I use to have a serious problem falling asleep at night. My mind would not shut off. I would think about things that had happened and how I should have handled them better and I would think about things that are going to happens and what I need to do to handle them. I would be up to 3 am trying to sleep but unable to.
I was ruminating! Meaning I was chewing my thoughts over and over like a cow does when eating. For the most part I don't do this anymore. But I read this article which talked about it so clearly that I wanted to share it. What really stood out for me was when the author says thinking about past events is linked to depression and thinking about future events is linked to anxiety. This made total sense but I never thought about my thoughts that way.
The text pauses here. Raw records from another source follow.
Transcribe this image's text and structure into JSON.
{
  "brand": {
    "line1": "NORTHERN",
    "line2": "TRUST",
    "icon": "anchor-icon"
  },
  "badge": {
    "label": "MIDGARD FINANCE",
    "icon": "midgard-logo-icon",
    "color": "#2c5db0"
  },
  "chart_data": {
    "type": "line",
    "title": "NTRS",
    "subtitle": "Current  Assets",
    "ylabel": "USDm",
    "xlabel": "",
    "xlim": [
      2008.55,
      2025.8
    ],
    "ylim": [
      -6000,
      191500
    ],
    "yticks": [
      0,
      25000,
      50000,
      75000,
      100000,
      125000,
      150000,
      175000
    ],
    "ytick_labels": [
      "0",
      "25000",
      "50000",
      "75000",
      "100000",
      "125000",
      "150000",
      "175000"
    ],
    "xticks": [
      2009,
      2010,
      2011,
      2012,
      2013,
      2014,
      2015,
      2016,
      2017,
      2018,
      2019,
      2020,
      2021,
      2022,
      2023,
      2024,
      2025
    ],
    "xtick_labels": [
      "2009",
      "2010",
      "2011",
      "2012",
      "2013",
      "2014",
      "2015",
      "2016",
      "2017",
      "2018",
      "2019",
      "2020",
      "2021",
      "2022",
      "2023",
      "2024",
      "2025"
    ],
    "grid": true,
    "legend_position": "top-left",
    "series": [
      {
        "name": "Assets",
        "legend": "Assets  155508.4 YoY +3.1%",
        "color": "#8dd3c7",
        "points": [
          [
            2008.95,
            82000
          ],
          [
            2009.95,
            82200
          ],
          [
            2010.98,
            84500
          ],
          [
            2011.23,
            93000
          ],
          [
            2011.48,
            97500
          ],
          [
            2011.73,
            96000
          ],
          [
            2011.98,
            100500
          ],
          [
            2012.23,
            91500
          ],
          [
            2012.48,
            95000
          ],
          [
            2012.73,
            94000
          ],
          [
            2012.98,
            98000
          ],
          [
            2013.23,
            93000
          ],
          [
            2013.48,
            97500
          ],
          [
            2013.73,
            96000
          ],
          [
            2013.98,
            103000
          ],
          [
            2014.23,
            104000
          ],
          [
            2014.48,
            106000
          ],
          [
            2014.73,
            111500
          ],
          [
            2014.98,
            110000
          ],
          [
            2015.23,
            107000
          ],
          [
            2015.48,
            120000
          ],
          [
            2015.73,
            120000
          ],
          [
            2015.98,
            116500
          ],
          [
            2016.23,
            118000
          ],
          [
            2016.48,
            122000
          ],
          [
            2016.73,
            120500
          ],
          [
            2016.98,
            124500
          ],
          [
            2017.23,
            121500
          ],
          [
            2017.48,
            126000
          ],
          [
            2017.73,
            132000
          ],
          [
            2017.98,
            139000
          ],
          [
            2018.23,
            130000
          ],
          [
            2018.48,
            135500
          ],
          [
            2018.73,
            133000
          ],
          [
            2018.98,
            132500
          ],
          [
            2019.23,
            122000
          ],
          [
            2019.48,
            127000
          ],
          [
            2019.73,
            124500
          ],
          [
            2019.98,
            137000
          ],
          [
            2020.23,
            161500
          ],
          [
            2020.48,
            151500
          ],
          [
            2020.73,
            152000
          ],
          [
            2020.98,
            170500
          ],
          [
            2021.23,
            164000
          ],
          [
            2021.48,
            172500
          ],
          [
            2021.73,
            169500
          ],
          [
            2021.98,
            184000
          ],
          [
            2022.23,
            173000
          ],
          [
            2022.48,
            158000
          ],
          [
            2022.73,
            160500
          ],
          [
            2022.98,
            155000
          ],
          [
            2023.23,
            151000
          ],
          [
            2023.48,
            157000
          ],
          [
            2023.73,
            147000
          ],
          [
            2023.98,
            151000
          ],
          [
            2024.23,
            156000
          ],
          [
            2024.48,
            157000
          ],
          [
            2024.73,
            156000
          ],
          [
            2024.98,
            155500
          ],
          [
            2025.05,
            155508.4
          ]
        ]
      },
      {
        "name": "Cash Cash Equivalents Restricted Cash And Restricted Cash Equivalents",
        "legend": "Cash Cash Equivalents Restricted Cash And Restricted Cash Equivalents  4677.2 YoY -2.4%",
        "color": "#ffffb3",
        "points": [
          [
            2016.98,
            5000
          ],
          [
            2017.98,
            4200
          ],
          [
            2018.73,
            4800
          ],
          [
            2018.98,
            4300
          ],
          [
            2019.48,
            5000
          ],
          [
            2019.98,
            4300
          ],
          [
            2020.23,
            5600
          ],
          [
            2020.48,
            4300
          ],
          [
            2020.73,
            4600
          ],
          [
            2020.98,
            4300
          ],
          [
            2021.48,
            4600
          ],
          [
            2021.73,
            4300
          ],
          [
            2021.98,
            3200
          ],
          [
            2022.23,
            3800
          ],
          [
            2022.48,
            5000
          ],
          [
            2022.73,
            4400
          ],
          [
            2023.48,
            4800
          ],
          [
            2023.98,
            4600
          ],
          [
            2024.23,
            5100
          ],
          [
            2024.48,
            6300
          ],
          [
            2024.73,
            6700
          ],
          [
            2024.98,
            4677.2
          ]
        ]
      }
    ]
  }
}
One of the reasons we ruminate is because of the ego voice in our head. The voice telling that we should have been better, smart, more capable and that some how my reviewing our past 'failings' or planning ahead endlessly we will be able to be 'perfect' and deal whatever it is we are dwelling on from the past or dreading in the future will be avoided. But it doesn't work that way. Overthinking and critizing ourselves never solved anything.
For me I was able to quite these thoughts when I resolved the root cause of my anxiety which was a belief that I wan't good enough. My mind is still over active at night. Planning all the things I want to do. But I am not ruminating. And for the most part if I give my mind soemthing else to think about then I can fall asleep. I end up listenning to audiobooks over and over again as it gives my brain something to focus on but because I know the story as I have listened to it at least once before prior to listening to it a bedtime I am not exicted about the story and therefore my brain can focus on it and at the same time not engage. This works for me and I am usually asleep within 20 minutes. This beats being up to 3 am!
I love information. I love to read articles and to learn more. On this blog I will be sharing articles I find insightful and helpful with regards to stress, anxiety, loneliness and other related feelings. Occasionally I might even right an article myself. I hope you find these posts helpful.